Mark LeVine Does Not Blame Only the West

Last week I published an article in FrontPage about the University of California at Irvine professor Mark LeVine. Yesterday several people brought to my attention the fact that a reply from LeVine had been posted in the comments section here, as well as at Juan Cole’s website. You can read my response to his reply in the comments field linked above.

After I sent my reply to LeVine and Cole, I had an email exchange with LeVine in which he grew increasingly angry with one sentence in particular from my FrontPage article: “LeVine owes his status [as wunderkind] to his willingness to place the responsibility for the strife between the West and the Islamic world squarely on the shoulders of the West.” He has asked me for a retraction, accusing me of not having read statements he made about the responsibility of the Islamic world, such as this one in his notorious piece calling for the West to conclude a hudna with radical Muslims: “Beyond the criminal minority, The 9/11 Report was right to demand that Muslims worldwide confront the violent and intolerant version of their religion that is poisoning their societies and threatening the world at large. Religious leaders and ordinary citizens alike must engage in soul-searching about the toxic tendencies within their own cultures similar to the one they demand of Americans and the West more broadly.”

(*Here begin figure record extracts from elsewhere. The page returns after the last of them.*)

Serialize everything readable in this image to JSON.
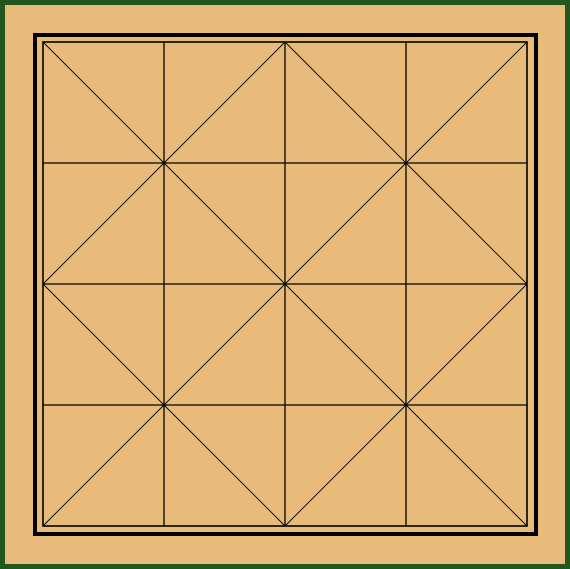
{
  "game": {
    "name": "board",
    "grid_rows": 4,
    "grid_cols": 4,
    "pieces": []
  },
  "colors": {
    "frame_border": "#24571f",
    "board_fill": "#e8bb7b",
    "line_color": "#000000"
  }
}
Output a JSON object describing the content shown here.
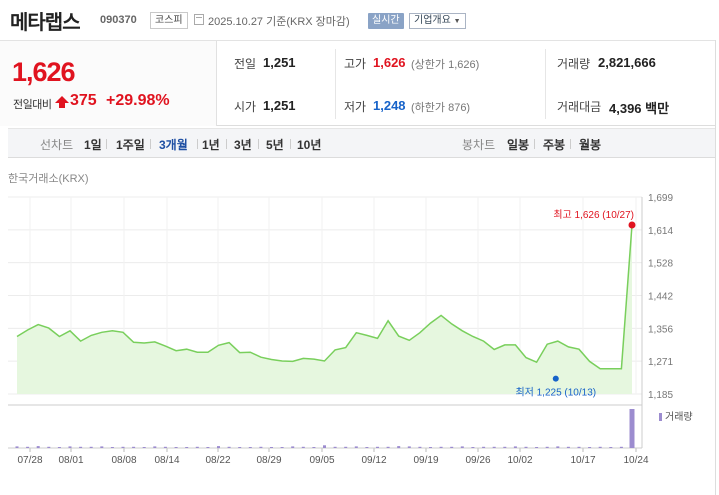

Actually I did read them, and I did not intend my statement in the FrontPage article to mean that LeVine never mentioned the responsibility of the Islamic world. In this regard another sentence from my article is clearer: “Glaringly absent from this analysis, and from most of what LeVine also writes, is substantive respect for these ‘mosquitoes’ as actors in their own right in today’s great global drama...” “Most,” but not “all.” Insofar as the sentence to which LeVine objected gives the impression that LeVine takes no notice at all of the role of the Islamic world in today’s global conflicts, I happily retract it. I am glad these are elements of LeVine’s thought, and in fact I did not mean in my article to deny their existence outright.

But I do stand by my judgment that the general emphasis of LeVine’s writings is elsewhere: on the West’s responsibility. Here, for example, is a passage from LeVine’s same (pre-election; hence the references to a future “President Kerry”) hudna piece, with commentary by me:

European leaders face the threat of an increasingly bloody conflict with Muslim extremists thanks to the continent’s imperial past in the region and, more important today, their perceived support for US policies in Israel/Palestine, Afghanistan, and Iraq. They would be wise to suggest that president Kerry call a truce so that the United States, the European Union, and more broadly the “West” can have the time collectively and publicly to explore the root causes of the violence against them that emanates from the Muslim world - something the 9-11 Commission should have, but did not, do. At least there’s a chance Kerry might listen, especially if the war in Iraq continues to spiral out of America’s control.

LeVine is thus calling for a hudna in order to give Western nations a chance to “explore the root causes of the violence against them that emanates from the Muslim world.” It seems that in the same paragraph he gives those causes: the “increasingly bloody conflict with Muslim extremists” is declared to be the result of “the continent’s imperial past in the region and, more important today, their perceived support for US policies in Israel/Palestine, Afghanistan, and Iraq.”

Now that looks to me as if LeVine places the primary responsibility for the increasingly bloody conflict on the shoulders of the West. So does his breathtaking statement in another article: “America, in short, has become a criminal nation, and it must be stopped.” (Ironically, in the hudna piece he says: “Criminals can’t offer truces, and bin Laden and other groups that use terroristic violence are indeed international criminals whom the world community has an obligation to bring to justice.” If America is a criminal nation, then, by LeVine’s own reasoning it cannot offer a truce in any case.)

In the hudna piece, he also writes this:

I find it frightening (yet unsurprising) that the [9/11] report would go on to position the US as an innocent bystander to a “clash within a civilization” whose solution “must come from within Muslim societies themselves”.

Now, there is no doubt that LeVine wrote right above this that “the 9/11 Report was right to demand that Muslims worldwide confront the violent and intolerant version of their religion that is poisoning their societies and threatening the world at large.” However, if the Report was wrong to say that the solution “must come from Muslim societies themselves,” it would seem to me that the self-examination LeVine calls for among Muslims is not the decisive aspect of the solution to terrorism that he envisions. This is underscored by the hudna article’s conclusion:

No matter who wins the upcoming Presidential election, European leaders need to demonstrated the courage to explain to president Kerry (or even Bush) that without both an acceptance of responsibility for past policy and the transformation of future policy toward the Muslim world, there will be no solution to terrorism, only continued violence and war. No matter how “smarter and more effectively” the next US president might hope to prosecute such a war, it would be no more winnable than Vietnam or the war on drugs, with far higher losses likely in the near future.

That’s LeVine’s final summation, and it contains no mention of the Islamic world’s responsibility. Thus I think it is entirely reasonable to conclude, as I did in my article, that LeVine places “the responsibility for the strife between the West and the Islamic world squarely on the shoulders of the West” -- squarely, but, to be sure, not solely.